Al Carcere di Opera, direttamente da Striscia la Notizia, Vittorio Brumotti affiancato dal manager Salvo Nugnes

Scritto da ufficio-stampa il . Pubblicato in Cultura, Italia, Opinioni / Editoriale

Vittorio Brumotti arriva in conferenza, dinanzi ai detenuti del carcere milanese di Opera insieme al manager Salvo Nugnes organizzatore dell’iniziativa con finalità benefico-solidali, che lo affiancherà in qualità di relatore. L’evento, in data venerdì 14 marzo, si colloca all’interno del prestigioso calendario di “Cultura Milano” il Festival Artistico Letterario, di cui è ideatore e promotore Nugnes per divulgare un messaggio universale di cultura alla portata di tutti, coinvolgendo grandi nomi di spicco del panorama contemporaneo tra cui Bruno Vespa, Umberto Veronesi, Corrado Augias, Francesco Alberoni, Katia Ricciarelli, Piero Chiambretti, Paolo Crepet, Roberto Gervaso, l’indimenticabile Margherita Hack.

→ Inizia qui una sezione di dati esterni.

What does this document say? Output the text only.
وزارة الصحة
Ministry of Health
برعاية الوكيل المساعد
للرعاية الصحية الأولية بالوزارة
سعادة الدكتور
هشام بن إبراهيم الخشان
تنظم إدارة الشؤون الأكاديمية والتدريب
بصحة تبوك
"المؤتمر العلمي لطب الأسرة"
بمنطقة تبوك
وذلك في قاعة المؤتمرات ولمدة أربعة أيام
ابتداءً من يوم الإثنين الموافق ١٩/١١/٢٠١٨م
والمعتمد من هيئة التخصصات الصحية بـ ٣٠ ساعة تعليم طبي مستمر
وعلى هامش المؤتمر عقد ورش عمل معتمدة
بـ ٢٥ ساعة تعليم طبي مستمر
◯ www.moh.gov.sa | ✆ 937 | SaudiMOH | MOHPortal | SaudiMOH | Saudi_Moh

Brumotti è uno degli inviati speciali del celebre tg satirico -Striscia la Notizia- nonché talentuoso recordman sportivo. Il suo appellativo 100% Brumotti rende al meglio per descrivere l’enorme carica energetica e l’intraprendente personalità carismatica, che sprigiona durante i numerosi guinness dei primati a cui si è cimentato con successo in oltre 20 anni di passione per il mondo dello sport estremo. Dalla bike da strada al trial freestyle in moto, dal motoalpinismo al cross country per lui ogni occasione diventa una sfida vincente per mettersi in gioco superando anche i suoi stessi limiti, con lo spirito e l’entusiasmo dell’avventuriero di professione.

Brumotti racconta “Superare prove estreme mi carica di adrenalina, seguo una preparazione meticolosa, uso l’istinto, ma pondero anche le situazioni che affronto. Seguo una dieta ferrea, zero alcool e fumo, non ho bisogno di dormire molto, mi piace vedere l’alba, appena sveglio faccio una doccia fredda e poi una calda per rilassare i muscoli. Credo, che con continui allenamenti non esista l’età per cimentarsi nello sport“.

Da convinto testimonial del Fondo Ambiente Italiano parlando del profondo legame con la natura dice “Devo ringraziare il FAI per avermi scelto come loro testimonial. Adoro gli alberi e la natura in generale, mi piace la loro linea ecologica, l’idea di proteggere il patrimonio ambientale italiano. Questo mi stimola molto ed è proprio il legame con l’ambiente, che mi ha portato a provare il trial con la moto“.